A monk mentioned in the Commentaries (e.g., MA.i.355) in explaining the term mutta-muttaka. A certain lay-woman waited on him for twelve years. One day a fire broke out in the village and burnt her house, together with those of others. The monks who were fed at neighbouring houses went there to enquire whether anything had been served, but Tissa did not arrive until the mealtime, and when given a meal that the woman had prepared with great difficulty, ate it and went away without a word. The woman, however, was not a whit disturbed by the taunts of her neighbours.

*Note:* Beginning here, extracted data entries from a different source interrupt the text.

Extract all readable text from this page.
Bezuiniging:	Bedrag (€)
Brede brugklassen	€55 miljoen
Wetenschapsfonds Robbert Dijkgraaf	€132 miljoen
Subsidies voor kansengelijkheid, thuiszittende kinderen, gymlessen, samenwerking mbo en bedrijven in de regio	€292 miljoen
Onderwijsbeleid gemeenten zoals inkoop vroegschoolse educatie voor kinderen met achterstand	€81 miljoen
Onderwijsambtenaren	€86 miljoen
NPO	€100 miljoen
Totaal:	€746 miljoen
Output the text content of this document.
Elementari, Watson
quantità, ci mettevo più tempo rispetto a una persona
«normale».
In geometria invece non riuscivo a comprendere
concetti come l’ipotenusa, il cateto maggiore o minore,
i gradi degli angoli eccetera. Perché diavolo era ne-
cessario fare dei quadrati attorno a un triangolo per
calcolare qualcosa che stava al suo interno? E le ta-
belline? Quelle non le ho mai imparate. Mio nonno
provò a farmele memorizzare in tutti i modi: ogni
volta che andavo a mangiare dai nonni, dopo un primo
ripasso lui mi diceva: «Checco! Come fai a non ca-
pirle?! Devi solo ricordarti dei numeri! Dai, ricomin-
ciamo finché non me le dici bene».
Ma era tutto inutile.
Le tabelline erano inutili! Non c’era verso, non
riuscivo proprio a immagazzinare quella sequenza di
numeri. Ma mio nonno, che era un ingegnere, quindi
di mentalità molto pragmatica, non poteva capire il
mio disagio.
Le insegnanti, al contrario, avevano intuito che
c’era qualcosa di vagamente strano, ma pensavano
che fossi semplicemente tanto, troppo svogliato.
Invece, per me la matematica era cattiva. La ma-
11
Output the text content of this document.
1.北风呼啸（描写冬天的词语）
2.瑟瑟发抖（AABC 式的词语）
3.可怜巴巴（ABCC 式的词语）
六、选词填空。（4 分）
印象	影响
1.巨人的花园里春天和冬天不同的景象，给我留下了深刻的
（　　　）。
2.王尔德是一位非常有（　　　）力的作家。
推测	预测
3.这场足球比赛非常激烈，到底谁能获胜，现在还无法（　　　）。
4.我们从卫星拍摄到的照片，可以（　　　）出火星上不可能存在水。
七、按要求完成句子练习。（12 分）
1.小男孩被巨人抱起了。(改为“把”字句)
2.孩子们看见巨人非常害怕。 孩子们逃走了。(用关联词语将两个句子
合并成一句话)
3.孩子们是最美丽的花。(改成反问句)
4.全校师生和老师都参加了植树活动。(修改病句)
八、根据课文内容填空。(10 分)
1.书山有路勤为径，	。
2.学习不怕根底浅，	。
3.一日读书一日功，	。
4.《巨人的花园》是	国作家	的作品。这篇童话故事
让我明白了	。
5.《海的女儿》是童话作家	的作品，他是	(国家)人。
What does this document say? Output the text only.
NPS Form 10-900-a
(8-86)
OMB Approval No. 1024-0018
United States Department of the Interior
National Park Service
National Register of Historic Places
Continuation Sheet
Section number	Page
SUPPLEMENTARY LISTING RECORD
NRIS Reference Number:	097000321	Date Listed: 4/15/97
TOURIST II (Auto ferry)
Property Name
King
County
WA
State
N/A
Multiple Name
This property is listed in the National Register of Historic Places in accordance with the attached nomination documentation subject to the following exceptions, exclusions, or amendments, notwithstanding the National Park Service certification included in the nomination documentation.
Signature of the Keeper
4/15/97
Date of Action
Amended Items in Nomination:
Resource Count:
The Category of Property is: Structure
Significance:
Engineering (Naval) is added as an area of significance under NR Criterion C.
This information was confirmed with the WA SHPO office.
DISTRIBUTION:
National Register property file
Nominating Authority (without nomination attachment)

This may be the elder who, in the Aṅguttaranikāya Commentary (AA.i.21 f), is mentioned as having resided in Gāmendavālavihāra in Rohaṇa and ordained Milakkha-Tissa. The same Commentary (i.367) mentions a Cullapiṇḍapātiya-Tissa of Girivihāra in (Sri Lanka). He, with his divine-eye, saw a Tamil gate-keeper of Madhu-aṅganagāma who, having been a fisherman for fifty years, lay dying. The elder went to his house and made him repeat the Refuges and the Precepts. The man could not repeat beyond the first Precept, but he was born after death in Cātummahārājika, and came to tell the elder about it.
The Visuddhimagga (p.116) speaks of an elder of the same name who had three pupils. They came to him and said they were prepared to do anything whatever for his sake, even to suffer torture and die. He thought them “possible fellows” and taught them, whereupon they became Arahants. The same elder it may be who saw an elephant-corpse in Kāladīghavāpi Lake and developed his meditation on the “wormful abomination (Ibid., p.191).